Thomas grinned at his shoes.
“If I were nicer, Mrs. Patmore would make me up my own basket,” he said ruefully, unwrapping the pastry.
Sybil raised an eyebrow. “She wouldn’t.”
“No, she wouldn’t…” Thomas laughed.
A breeze had started, and the air was cooler. Sybil watched Thomas, wondering if she should tell him. She’d wanted to tell someone, and he was someone who might understand…
It might even make him happy , she thought, if he knew.
“Do you remember Maude Tilney?”
Thomas frowned. “Not really, no. Why?”
Sybil paused, shading her eyes to look up at the sky before speaking.
“We were friends, back before the war. Since we were girls.”
Sybil took Thomas’s silence as evidence that he’d just about guessed what she was going to tell him—she didn’t dare look at him, now.
“I kissed her once, at a house party,” she said to the clouds, swallowing back a sense of dizziness that had come over her. “She kissed me, really, but I let her. I wanted her to do it.”
Her eyes came back to earth and found Thomas watching her with an expression she couldn’t read (though just now, she didn’t think she could read much of anything...her heart was pounding dreadfully).
“What are you thinking?” she asked.
Thomas smiled—he was happy, she could see that even now...
“I’m thinking how some people have all the luck, and Maude Tilney’s one of them.”
Had she sat and thought about it all day—every day since it had happened, even—Sybil couldn’t have thought up a more delightful answer, nor could she have imagined how it would feel to have someone say it to her.

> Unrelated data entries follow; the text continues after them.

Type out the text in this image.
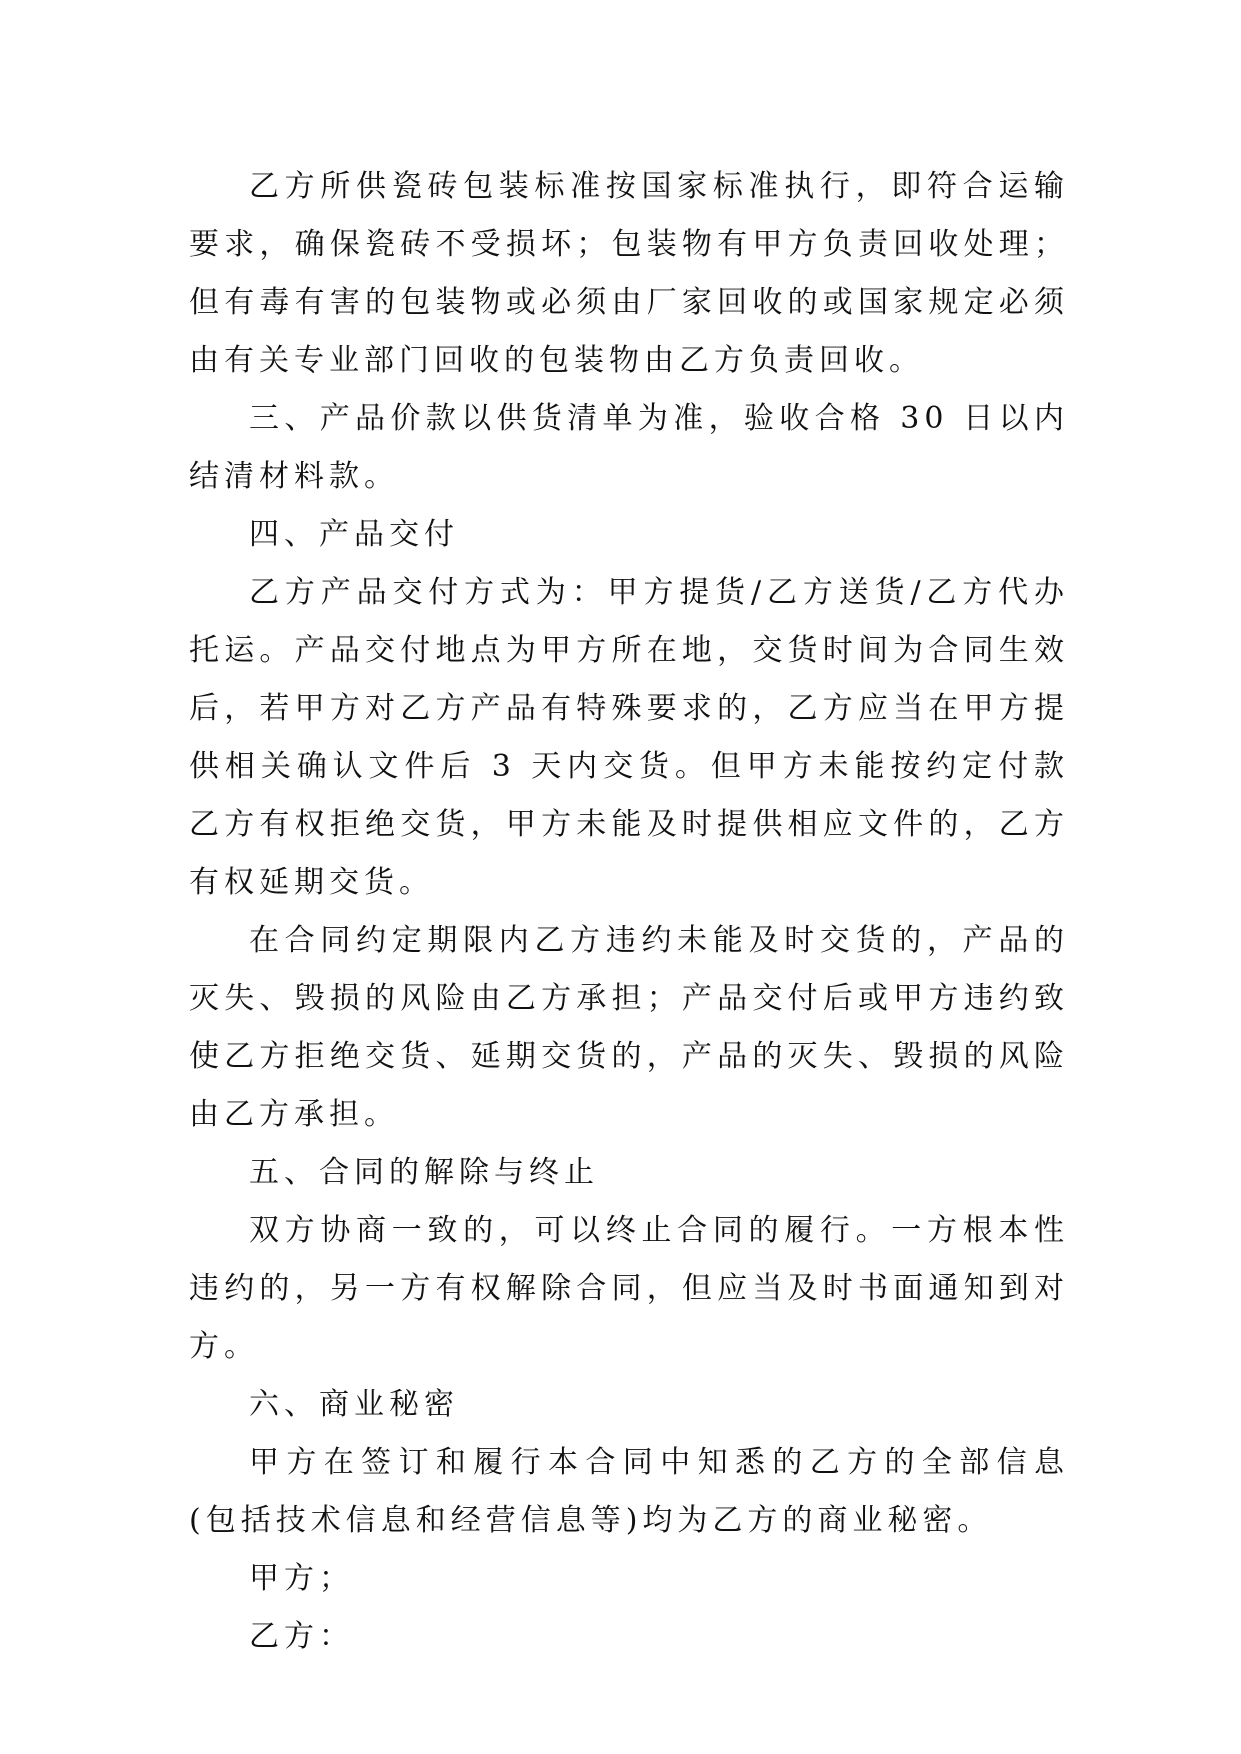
乙方所供瓷砖包装标准按国家标准执行，即符合运输要求，确保瓷砖不受损坏；包装物有甲方负责回收处理；但有毒有害的包装物或必须由厂家回收的或国家规定必须由有关专业部门回收的包装物由乙方负责回收。

三、产品价款以供货清单为准，验收合格 30 日以内结清材料款。

四、产品交付

乙方产品交付方式为：甲方提货/乙方送货/乙方代办托运。产品交付地点为甲方所在地，交货时间为合同生效后，若甲方对乙方产品有特殊要求的，乙方应当在甲方提供相关确认文件后 3 天内交货。但甲方未能按约定付款乙方有权拒绝交货，甲方未能及时提供相应文件的，乙方有权延期交货。

在合同约定期限内乙方违约未能及时交货的，产品的灭失、毁损的风险由乙方承担；产品交付后或甲方违约致使乙方拒绝交货、延期交货的，产品的灭失、毁损的风险由乙方承担。

五、合同的解除与终止

双方协商一致的，可以终止合同的履行。一方根本性违约的，另一方有权解除合同，但应当及时书面通知到对方。

六、商业秘密

甲方在签订和履行本合同中知悉的乙方的全部信息(包括技术信息和经营信息等)均为乙方的商业秘密。

甲方；

乙方：
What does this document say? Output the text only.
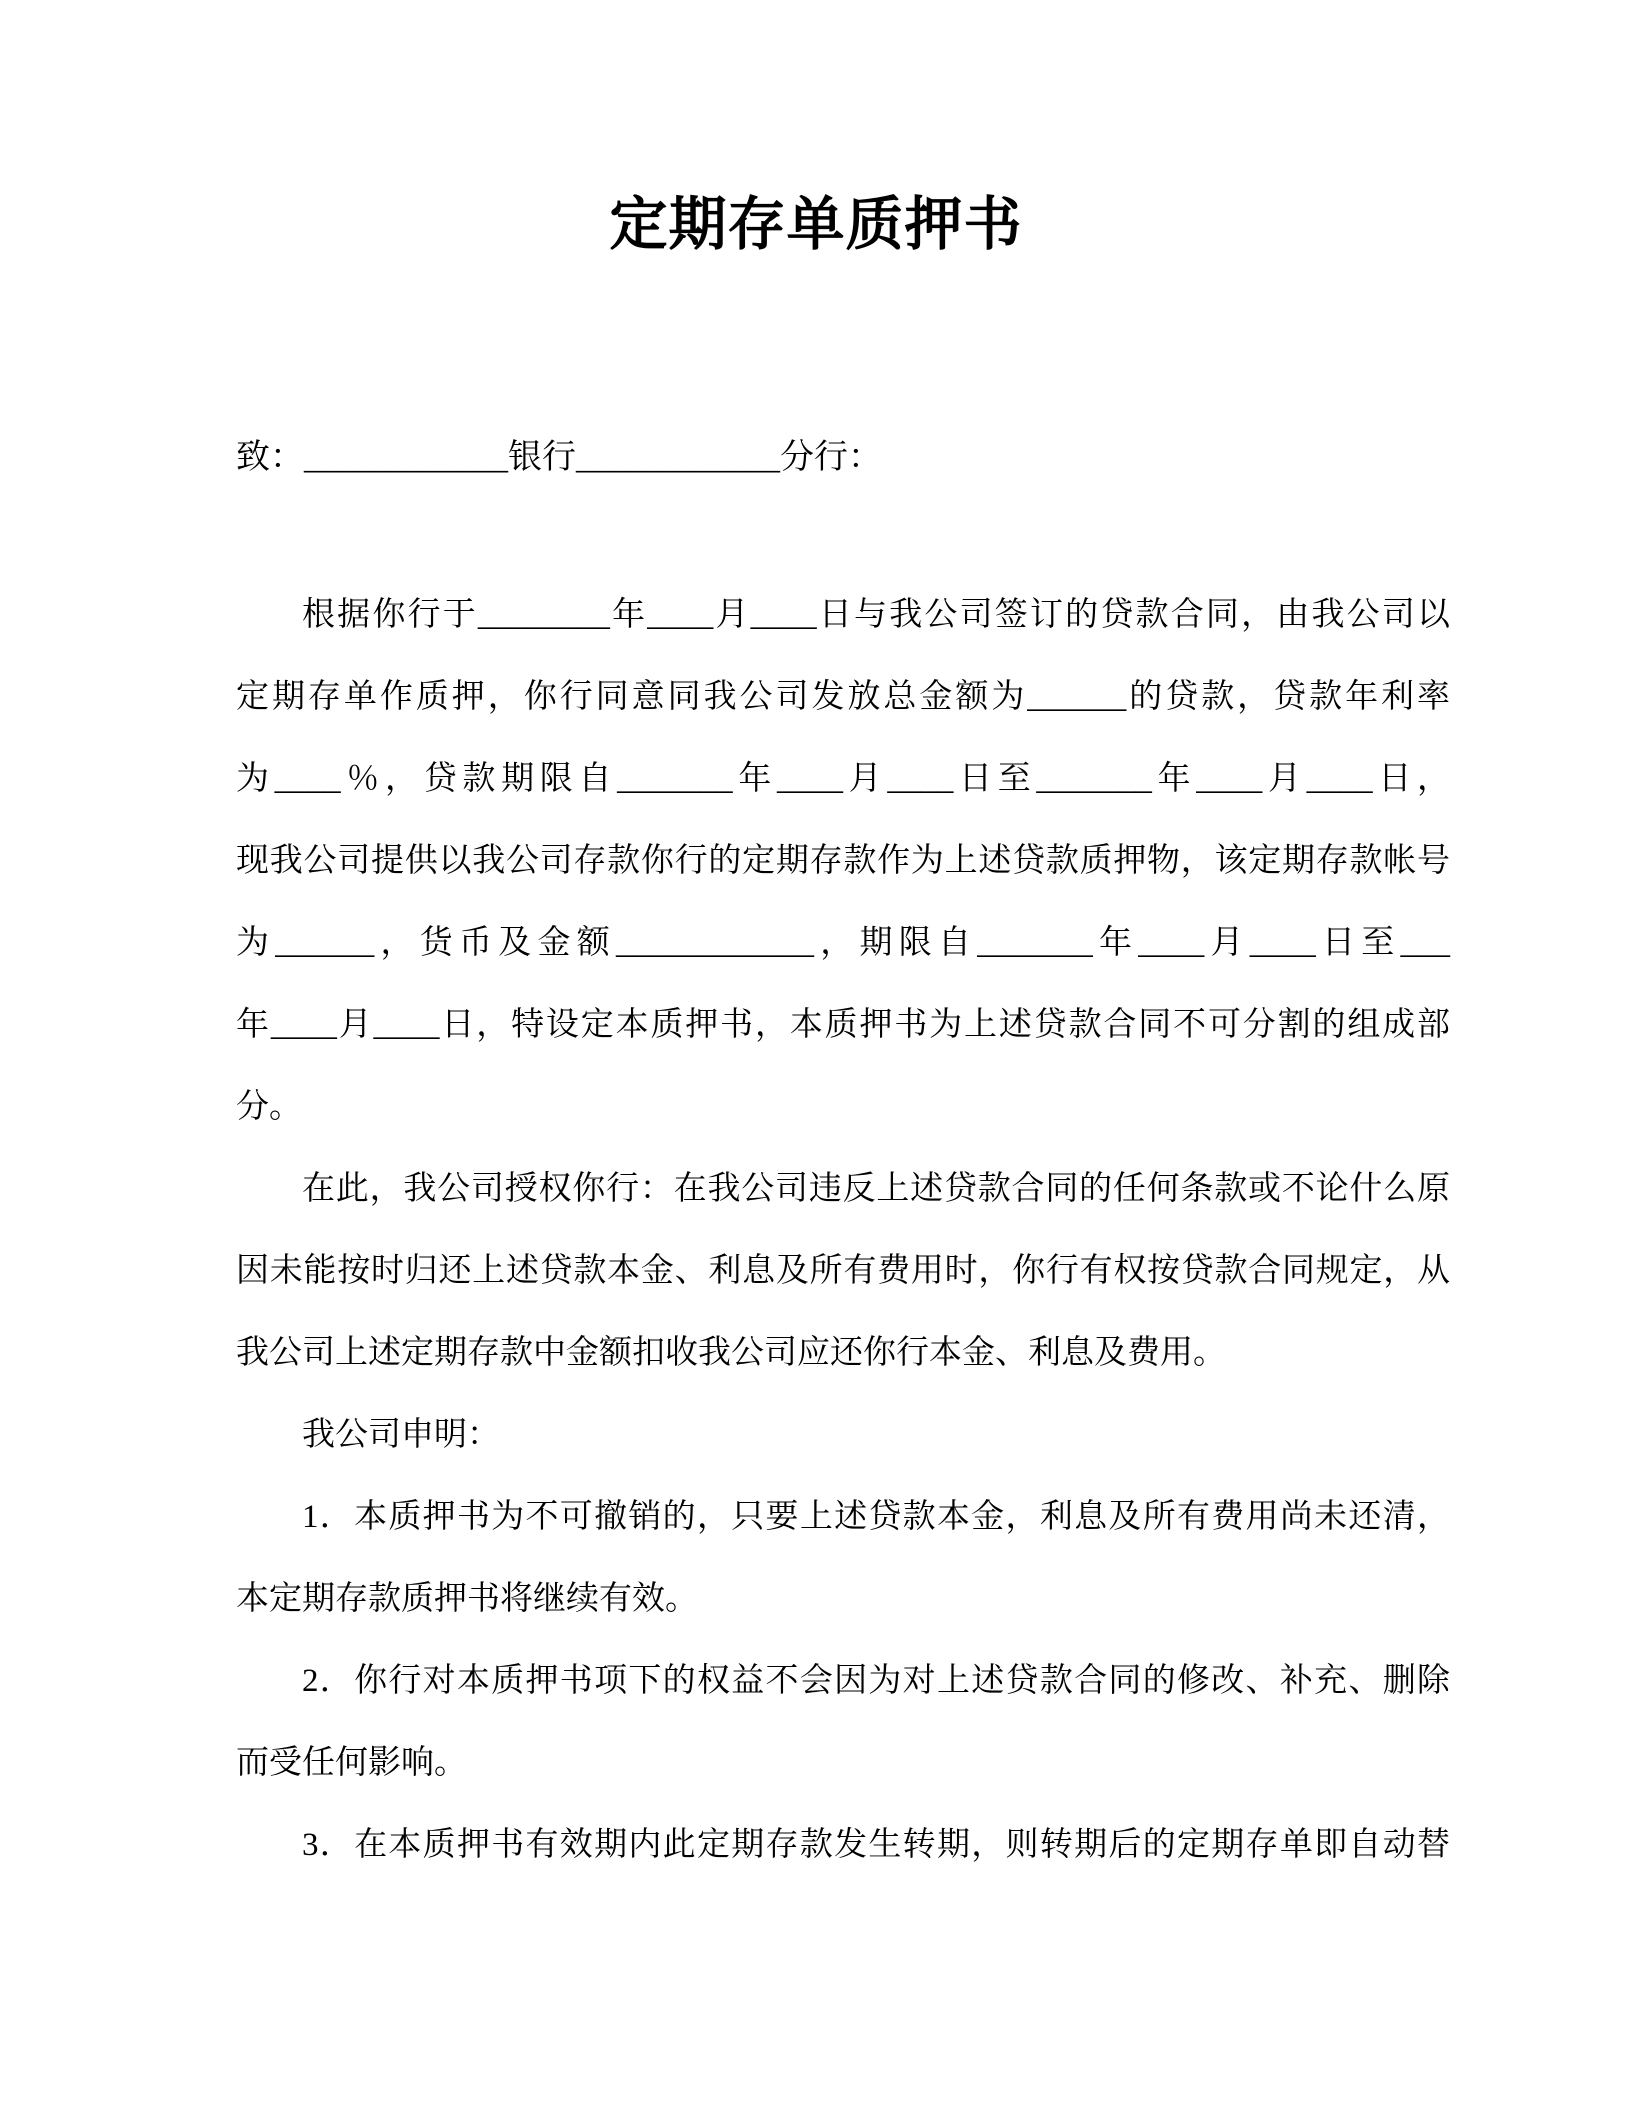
定期存单质押书
致：____________银行____________分行：
根据你行于________年____月____日与我公司签订的贷款合同，由我公司以
定期存单作质押，你行同意同我公司发放总金额为______的贷款，贷款年利率
为____％，贷款期限自_______年____月____日至_______年____月____日，
现我公司提供以我公司存款你行的定期存款作为上述贷款质押物，该定期存款帐号
为______，货币及金额____________，期限自_______年____月____日至___
年____月____日，特设定本质押书，本质押书为上述贷款合同不可分割的组成部
分。
在此，我公司授权你行：在我公司违反上述贷款合同的任何条款或不论什么原
因未能按时归还上述贷款本金、利息及所有费用时，你行有权按贷款合同规定，从
我公司上述定期存款中金额扣收我公司应还你行本金、利息及费用。
我公司申明：
1．本质押书为不可撤销的，只要上述贷款本金，利息及所有费用尚未还清，
本定期存款质押书将继续有效。
2．你行对本质押书项下的权益不会因为对上述贷款合同的修改、补充、删除
而受任何影响。
3．在本质押书有效期内此定期存款发生转期，则转期后的定期存单即自动替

She had to stand on her toes to reach his cheek, but she managed it, one hand resting on his arm to steady herself. She thought she heard a soft, ‘oh!’ when she kissed his cheek, and she could feel the proof of his smile before she pulled away to see it.
“Careful, Nurse Crawley, or people will say we’ve gone soft…”
“Surely you can call me Sybil now?”
“I don’t think that’s going to help,” he teased.
But he did start calling her Sybil, at least some of the time.